Upon returning home.

There is something about leaving a place that one has lived in long enough to feel at home in. Especially when that feeling of being home occurs just before the realization that time is nearly up. That is what hit during my last month in Okayama.

I’ve been back in the USA for nearly two weeks now and I find myself thinking and talking about my experience in Japan constantly. I find returning back into a lifestyle that I was once accostomed to as new and strange. I now ride a car rather than a bicycle, shop in a mega-sized grocery store rather than various small shops and eat substantially less rice, sushi and ramen. Those are a give. But more to the core of this feeling of surreality that I’ve been feeling over the last two weeks–it’s the realization of just how similar some things are against just how different other things are. Some might call it “reverse culture shock,” but I’m used to the feeling–it’s just the strangeness of coming home.

It’s quite difficult to articulate these realizations.  Over the last year I’ve been able to begin to understand that there are similar ways to achieve the same things. I mean this especially in regard to the general way that people treat each other. My home country and Japan have very different ideas of what is polite and how to carry oneself to attain respect. But somehow, over the year I began to realize and understand these differences as normal.

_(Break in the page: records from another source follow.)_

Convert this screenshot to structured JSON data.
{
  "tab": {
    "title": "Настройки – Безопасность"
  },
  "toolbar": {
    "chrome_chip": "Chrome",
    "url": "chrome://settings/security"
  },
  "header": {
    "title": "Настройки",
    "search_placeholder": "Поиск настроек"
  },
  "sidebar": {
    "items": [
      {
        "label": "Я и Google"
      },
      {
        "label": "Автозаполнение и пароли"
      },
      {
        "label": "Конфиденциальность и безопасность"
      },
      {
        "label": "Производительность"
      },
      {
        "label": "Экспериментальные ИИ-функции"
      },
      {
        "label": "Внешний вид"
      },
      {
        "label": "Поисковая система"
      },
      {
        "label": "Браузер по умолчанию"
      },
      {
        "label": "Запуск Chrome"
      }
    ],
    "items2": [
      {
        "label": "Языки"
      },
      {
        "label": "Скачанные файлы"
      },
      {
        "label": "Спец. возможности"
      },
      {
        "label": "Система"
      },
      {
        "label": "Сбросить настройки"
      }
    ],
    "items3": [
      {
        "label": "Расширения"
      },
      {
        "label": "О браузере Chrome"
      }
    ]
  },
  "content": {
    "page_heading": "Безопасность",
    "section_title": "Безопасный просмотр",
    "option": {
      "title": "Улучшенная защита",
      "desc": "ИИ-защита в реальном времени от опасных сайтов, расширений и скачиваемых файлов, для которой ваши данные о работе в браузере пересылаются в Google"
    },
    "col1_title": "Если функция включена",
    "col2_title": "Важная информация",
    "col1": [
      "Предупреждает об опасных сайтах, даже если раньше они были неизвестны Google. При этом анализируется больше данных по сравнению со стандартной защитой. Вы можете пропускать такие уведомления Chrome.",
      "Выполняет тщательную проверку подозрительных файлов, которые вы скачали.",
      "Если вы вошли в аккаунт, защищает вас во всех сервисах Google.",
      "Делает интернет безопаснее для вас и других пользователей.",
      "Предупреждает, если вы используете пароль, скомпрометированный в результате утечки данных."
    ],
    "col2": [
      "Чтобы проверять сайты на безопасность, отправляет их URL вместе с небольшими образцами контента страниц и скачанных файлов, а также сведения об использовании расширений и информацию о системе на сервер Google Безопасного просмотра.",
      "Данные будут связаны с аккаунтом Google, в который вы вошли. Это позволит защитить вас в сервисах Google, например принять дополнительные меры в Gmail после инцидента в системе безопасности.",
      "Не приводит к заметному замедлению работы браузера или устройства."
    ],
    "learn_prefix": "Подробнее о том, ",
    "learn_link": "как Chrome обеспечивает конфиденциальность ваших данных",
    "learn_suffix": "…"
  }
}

There are countless people, places are events that will remain in my memory. Strangers who helped me when I was lost, Japanese friends that helped me find the people and places that would make my stay enjoyable, people from the university who went out of their way to help me, and teachers that were enthusiastic and excelled at what they did. And at that point, it’s apparent that these kind of people will be wherever you go if you take a chance and leave what is comfortable and every-day.

That’s what Japan was for me–leaving what was comfortable and every day. I think I changed a lot because of it.

So, at that I will wrap up my last entry by detailing some of the things I learned:

  1. In Japan, most of the time people will be decent when you get lost and do their best to help you find your way again.
  2. Eating ramen more than once in the same day is a very bad idea. The same goes for Japanese curry, yet not sushi.
  3. One should not bicycle when extremely tired or under the influence of sake.
  4. It’s easier to work around the words you do not know than to give up on expressing a thought.
  5. Finding a small locally owned and frequented  eating or drinking establishment to visit often is one of the best things one can do for their language skills. But it’s also the best way to find out about local events and history.
  6. Sometimes coming home feels stranger than leaving.

I cannot recommend taking the option to do study abroad enough.

I look forward to arriving back in Edinburgh. I thoroughly enjoyed my time in Okayama and sincerely hope to be able to return to Japan in the future.